= Ken Demarest =

Computer game programmer

Kenneth Llewellyn Demarest III is a computer game programmer, artist, and business person.

==Career==
Demarest worked on Wing Commander and developed 3D, texture-mapped characters for BioForge. As Director of Technology at Origin Systems, Demarest developed the technical prototype for Ultima Online using Ultima VI as its code base. His later work resulted in the persistent-world real-time strategy game NetStorm: Islands At War, which, as of March 2016 , was being re-made in 3D as Disciples of the Storm, funded through KickStarter.
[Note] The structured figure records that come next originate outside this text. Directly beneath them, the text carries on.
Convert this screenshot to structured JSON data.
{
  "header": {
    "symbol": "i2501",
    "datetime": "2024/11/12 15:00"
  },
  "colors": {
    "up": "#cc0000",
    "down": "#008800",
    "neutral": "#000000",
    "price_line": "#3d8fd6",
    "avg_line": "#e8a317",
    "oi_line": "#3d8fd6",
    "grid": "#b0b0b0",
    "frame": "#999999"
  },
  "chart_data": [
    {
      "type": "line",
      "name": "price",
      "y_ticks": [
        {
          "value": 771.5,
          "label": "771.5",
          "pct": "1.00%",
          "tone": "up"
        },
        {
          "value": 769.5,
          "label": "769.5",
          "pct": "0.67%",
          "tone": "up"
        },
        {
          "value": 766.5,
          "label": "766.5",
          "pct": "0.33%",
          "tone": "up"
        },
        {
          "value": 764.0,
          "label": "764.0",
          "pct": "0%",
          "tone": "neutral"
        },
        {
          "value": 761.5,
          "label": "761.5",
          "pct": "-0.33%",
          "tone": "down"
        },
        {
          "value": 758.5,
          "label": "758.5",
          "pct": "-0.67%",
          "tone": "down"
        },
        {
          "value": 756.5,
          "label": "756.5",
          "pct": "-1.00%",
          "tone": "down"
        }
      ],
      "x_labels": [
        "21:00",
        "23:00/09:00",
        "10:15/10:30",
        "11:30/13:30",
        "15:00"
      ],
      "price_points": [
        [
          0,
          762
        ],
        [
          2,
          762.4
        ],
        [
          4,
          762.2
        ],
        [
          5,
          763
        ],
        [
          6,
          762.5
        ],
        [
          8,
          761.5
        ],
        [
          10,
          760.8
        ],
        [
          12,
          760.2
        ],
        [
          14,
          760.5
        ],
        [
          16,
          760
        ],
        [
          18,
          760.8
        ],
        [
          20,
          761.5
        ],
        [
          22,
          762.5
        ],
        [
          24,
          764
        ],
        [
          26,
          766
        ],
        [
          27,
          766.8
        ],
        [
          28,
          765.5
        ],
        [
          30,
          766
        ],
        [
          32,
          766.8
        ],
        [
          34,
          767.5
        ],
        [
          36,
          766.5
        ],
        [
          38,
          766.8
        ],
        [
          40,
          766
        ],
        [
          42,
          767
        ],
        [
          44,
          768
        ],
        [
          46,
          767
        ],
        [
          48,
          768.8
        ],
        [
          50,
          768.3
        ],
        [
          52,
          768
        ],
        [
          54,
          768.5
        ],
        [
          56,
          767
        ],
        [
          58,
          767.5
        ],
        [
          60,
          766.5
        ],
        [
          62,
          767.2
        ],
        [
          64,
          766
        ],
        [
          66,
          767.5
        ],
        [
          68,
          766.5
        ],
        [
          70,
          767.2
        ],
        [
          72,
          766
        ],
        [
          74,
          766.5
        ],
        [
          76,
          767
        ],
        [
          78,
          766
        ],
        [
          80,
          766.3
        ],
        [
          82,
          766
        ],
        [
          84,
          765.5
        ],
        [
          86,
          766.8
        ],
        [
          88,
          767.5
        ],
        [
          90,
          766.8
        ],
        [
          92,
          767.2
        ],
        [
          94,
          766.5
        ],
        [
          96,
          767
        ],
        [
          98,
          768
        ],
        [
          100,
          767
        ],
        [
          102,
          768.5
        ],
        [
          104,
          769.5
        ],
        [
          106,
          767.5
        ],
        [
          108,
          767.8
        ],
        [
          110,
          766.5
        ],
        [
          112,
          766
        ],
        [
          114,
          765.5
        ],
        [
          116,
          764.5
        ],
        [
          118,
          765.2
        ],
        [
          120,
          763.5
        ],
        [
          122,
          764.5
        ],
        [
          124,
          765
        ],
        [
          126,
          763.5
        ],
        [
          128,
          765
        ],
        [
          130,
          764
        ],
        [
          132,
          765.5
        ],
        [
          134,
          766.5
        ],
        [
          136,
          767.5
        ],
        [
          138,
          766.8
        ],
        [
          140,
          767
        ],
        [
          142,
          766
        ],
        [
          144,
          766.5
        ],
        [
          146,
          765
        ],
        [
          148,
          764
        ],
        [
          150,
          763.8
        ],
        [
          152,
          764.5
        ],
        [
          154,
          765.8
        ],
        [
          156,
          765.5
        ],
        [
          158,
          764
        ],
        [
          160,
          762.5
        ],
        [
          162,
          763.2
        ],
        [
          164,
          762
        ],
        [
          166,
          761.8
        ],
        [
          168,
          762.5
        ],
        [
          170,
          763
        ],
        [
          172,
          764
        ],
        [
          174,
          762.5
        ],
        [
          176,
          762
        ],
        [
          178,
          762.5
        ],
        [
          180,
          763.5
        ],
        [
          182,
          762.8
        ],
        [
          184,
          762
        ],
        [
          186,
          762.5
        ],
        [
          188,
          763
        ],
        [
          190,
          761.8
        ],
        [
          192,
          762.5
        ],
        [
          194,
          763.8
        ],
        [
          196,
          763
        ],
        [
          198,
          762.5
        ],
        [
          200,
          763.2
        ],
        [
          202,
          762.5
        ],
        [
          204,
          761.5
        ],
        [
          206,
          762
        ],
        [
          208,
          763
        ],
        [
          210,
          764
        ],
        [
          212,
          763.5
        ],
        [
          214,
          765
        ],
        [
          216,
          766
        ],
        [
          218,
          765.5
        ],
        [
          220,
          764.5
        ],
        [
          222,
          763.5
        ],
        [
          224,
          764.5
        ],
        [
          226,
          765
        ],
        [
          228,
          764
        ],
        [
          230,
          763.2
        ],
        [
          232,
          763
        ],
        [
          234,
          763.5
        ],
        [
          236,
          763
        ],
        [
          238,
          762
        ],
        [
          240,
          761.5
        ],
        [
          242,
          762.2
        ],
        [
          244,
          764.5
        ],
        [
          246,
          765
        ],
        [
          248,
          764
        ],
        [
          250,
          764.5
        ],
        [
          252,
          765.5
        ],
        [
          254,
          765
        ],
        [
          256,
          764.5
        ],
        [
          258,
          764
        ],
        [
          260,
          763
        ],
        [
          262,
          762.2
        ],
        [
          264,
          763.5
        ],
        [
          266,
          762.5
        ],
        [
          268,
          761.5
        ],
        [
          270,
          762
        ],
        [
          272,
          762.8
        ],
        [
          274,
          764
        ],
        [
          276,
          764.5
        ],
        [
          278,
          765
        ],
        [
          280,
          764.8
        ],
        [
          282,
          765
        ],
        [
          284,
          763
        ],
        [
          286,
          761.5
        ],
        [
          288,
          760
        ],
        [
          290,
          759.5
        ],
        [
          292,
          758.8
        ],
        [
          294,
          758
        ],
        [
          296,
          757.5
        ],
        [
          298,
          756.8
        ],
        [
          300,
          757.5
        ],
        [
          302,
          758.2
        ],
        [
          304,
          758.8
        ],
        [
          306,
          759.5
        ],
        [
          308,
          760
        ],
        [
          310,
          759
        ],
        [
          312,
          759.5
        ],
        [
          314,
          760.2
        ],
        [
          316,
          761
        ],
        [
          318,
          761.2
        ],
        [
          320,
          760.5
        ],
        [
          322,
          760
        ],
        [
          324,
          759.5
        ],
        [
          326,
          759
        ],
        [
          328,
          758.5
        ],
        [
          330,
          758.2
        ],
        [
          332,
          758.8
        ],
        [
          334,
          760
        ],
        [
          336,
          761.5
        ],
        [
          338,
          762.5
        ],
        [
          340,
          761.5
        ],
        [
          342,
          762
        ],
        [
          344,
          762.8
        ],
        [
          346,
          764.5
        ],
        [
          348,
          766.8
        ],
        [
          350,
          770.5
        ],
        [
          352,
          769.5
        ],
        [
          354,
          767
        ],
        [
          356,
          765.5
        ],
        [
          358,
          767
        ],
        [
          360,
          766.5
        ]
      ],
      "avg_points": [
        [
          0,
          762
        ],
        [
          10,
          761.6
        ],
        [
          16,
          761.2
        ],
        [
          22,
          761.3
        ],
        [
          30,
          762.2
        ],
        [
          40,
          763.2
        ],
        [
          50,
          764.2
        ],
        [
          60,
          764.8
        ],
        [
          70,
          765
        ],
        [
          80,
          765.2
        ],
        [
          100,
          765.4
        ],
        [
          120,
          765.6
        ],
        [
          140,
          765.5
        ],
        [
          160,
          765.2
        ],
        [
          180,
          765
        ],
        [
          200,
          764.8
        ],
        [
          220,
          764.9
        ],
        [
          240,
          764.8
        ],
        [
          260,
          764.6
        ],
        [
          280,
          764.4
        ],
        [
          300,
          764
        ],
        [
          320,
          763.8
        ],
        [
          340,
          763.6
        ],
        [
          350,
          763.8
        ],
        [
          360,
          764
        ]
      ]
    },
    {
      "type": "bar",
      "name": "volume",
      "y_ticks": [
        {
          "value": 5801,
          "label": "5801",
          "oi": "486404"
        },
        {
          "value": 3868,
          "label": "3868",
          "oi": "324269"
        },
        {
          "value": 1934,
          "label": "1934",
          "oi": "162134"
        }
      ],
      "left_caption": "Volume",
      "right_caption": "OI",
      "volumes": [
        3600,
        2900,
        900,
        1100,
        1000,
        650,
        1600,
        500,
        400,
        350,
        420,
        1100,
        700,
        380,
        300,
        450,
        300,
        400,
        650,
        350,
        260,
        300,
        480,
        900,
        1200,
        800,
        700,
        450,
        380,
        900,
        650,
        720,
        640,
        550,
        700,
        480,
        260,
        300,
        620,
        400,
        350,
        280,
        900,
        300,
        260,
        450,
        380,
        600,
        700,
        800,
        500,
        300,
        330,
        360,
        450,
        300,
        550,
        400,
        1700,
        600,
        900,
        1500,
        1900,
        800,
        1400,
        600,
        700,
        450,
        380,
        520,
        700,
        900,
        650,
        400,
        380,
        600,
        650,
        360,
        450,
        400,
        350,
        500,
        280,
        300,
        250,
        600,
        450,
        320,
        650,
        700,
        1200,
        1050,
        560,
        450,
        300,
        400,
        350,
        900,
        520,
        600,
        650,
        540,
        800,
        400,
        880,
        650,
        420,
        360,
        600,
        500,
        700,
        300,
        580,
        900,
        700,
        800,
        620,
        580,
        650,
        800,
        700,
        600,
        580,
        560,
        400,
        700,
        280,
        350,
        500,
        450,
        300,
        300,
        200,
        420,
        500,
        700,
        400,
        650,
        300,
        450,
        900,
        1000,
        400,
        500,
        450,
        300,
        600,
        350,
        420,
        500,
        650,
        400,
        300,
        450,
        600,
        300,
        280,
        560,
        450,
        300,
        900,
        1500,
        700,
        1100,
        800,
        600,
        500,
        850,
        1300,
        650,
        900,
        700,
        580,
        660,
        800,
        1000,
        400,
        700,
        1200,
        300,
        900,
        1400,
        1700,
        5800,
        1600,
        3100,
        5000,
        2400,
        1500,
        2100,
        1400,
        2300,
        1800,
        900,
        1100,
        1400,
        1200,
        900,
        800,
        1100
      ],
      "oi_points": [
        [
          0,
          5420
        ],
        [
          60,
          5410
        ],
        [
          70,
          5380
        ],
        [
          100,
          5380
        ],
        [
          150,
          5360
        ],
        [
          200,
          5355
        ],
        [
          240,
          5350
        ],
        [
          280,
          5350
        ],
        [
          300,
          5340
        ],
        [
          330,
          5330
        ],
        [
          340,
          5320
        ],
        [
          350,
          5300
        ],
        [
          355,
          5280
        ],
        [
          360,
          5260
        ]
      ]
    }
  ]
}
In social gaming, Demarest was part of the early work blending 3D multiplayer online games and social game play both stand-alone and on networks such as Facebook and MySpace.

Demarest was a founder of Appsoma, a platform as a service for scientific analysis.

As an artist for Shadow Garden he wrote 'Sand', the most popular and frequently sold work on the platform developed by Zack Simpson. Sand is in the permanent collections of numerous museums worldwide including the Discovery Science Center and the Sony Wonder Technology Lab. Demarest's later work supported technology that benefits humanity, including MorSand, a 2006 Tech Award Laureate, and CellBazaar, a 2007 Laureate.

Demarest was appointed director of product development for Twitch's developer success team in a new office in Austin, Texas.